Construction and validation of lncRNA prognostic model for bladder cancer
10.3760/cma.j.cn114452-20210421-00257
- VernacularTitle:长链非编码RNA诊断膀胱癌预后模型的建立与验证
- Author:
Guiye WANG
1
;
Teng ZHOU
;
Qipeng XIE
Author Information
1. 温州医科大学附属第二医院临床检验中心,温州 325027
- Keywords:
Bladder cancer;
Long non-coding RNA;
Overall survival;
Prognostic model
- From:
Chinese Journal of Laboratory Medicine
2022;45(3):240-245
- CountryChina
- Language:Chinese
-
Abstract:
Objective:This study aims to construct a prognostic model of bladder cancer (BLCA) based on lncRNA.Methods:BLCA lncRNA expression data and clinical information were downloaded from TCGA. Univariate Cox regression was used to evaluate the correlation between the expression level of each lncRNA and overall survival (OS), and the lncRNAs with a corrected P-value<0.01 were selected as candidate predictors.
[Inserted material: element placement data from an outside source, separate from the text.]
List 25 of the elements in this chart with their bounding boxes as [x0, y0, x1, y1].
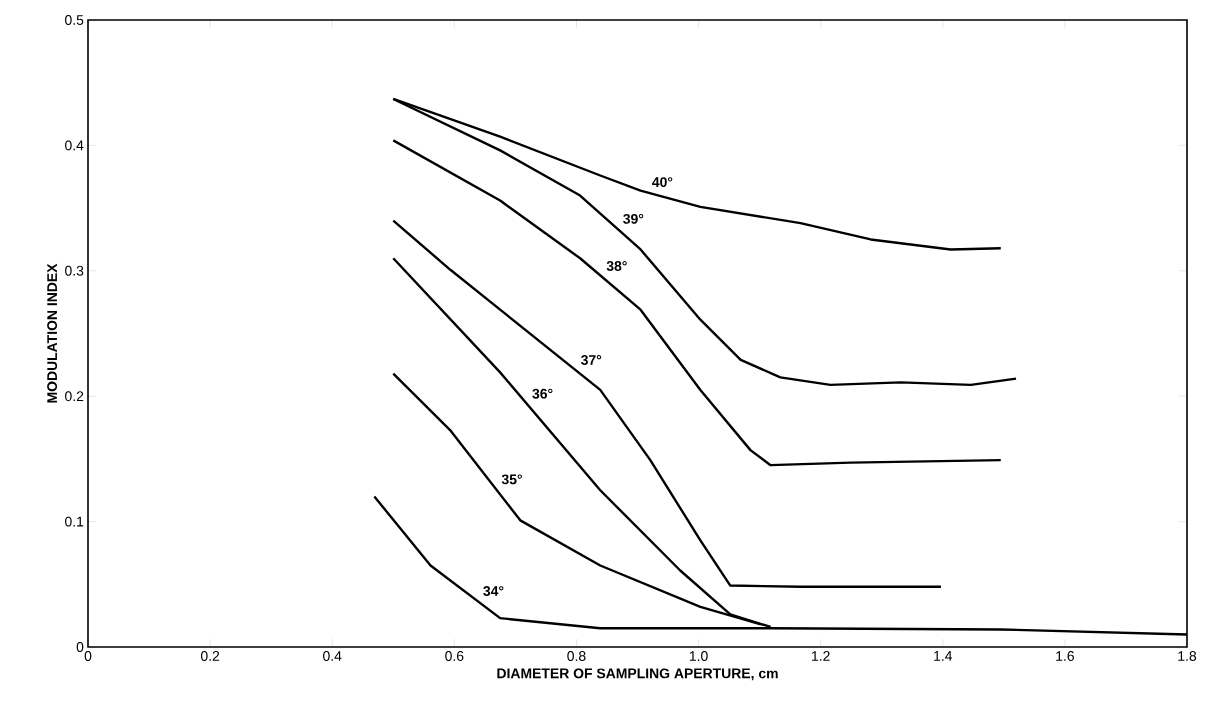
x-tick-label: 0.6	[445, 651, 464, 661]
x-tick-label: 1.2	[812, 651, 830, 661]
y-axis-title: MODULATION INDEX	[47, 263, 58, 403]
series-label: 34°	[483, 586, 504, 597]
x-tick-label: 0.2	[200, 651, 220, 661]
x-axis-title: DIAMETER OF SAMPLING APERTURE, cm	[497, 668, 778, 681]
x-tick-label: 1.6	[1056, 651, 1074, 661]
y-tick-label: 0.3	[65, 265, 84, 276]
x-tick-label: 1.0	[689, 651, 708, 661]
series-label: 40°	[652, 177, 673, 188]
x-tick-label: 1.4	[934, 651, 953, 661]
series-label: 35°	[501, 474, 522, 485]
y-tick-label: 0	[76, 642, 84, 652]
x-tick-label: 0	[84, 651, 92, 661]
x-tick-label: 0.8	[567, 651, 586, 661]
x-tick-label: 1.8	[1178, 651, 1197, 661]
y-tick-label: 0.5	[65, 15, 84, 25]
y-tick-label: 0.2	[65, 391, 84, 402]
series-label: 38°	[606, 261, 627, 271]
series-label: 37°	[581, 355, 602, 365]
y-tick-label: 0.1	[65, 516, 84, 527]
series-label: 36°	[532, 388, 553, 399]
series-label: 39°	[623, 213, 644, 224]
y-tick-label: 0.4	[65, 140, 84, 151]
x-tick-label: 0.4	[323, 651, 342, 661]
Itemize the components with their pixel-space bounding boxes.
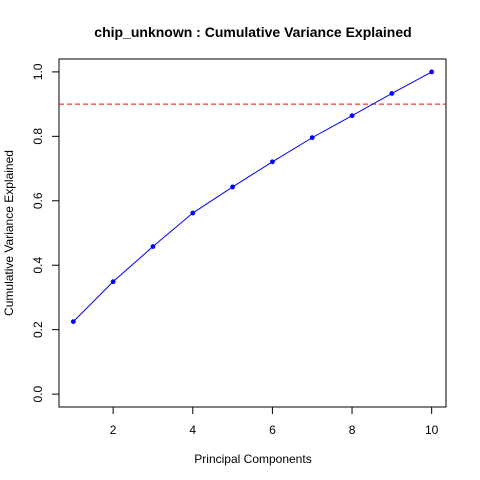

In the training queue, the prediction model is constructed by methods such as least absolute shrinkage and selection operator, and multi-factor stepwise Cox regression, and verified in the verification queue at the same time.. Evaluation the area under the curve of time-dependent receiver operating characteristic (tROC) and Harrel C index. According to the median risk score of the prediction model, patients were divided into high-risk group and low-risk group and the differences in clinicopathological characteristics between the two groups were compared by t-test or chi-square test. Results:Establish a BLCA prognostic model based on 13 lncRNAs, of which LINC01465, ARHGAP5-AS1, ZFHX4-AS1, MAFG-AS1 are prognostic risk factors (β regression coefficients are 0.32, 0.16, 0.06, 0.20, respectively, all>0), and the rest are protection factors (β regression coefficients are all<0); the prediction model of the overall survival in the first year, the third year, and the fifth year in the complete cohort has an area under the tROC curve of 0.79, 0.82, and 0.80 respectively, and the Harrell C index is 0.74. Its predictive ability is better than the previously published BLCA prognostic model based on lncRNA. Adjusting for confounding factors including age and tumor stage found that the risk score of this model was an independent poor prognostic factor for overall survival in BLCA patients (hazard ratio 4.05; P<0.001). Comparison of clinicopathological characteristics of patients in the high-risk and low-risk groups showed that in the high-risk group, there were more old patints (70.0 vs. 66.1, P<0.001), more non-papillary patients (74.2% vs. 61.2, P=0.005), more high-stage patients (37.6% vs. 28.0%, P<0.001 for stage Ⅳ patients), and more high-grade tumors (98.0% vs. 92.0%, P=0.005). Conclusion:In this study, a prognostic model of bladder cancer based on 13 lncRNAs was constructed. This model has good predictive ability and can provide value for clinical decision-making and patient consultation.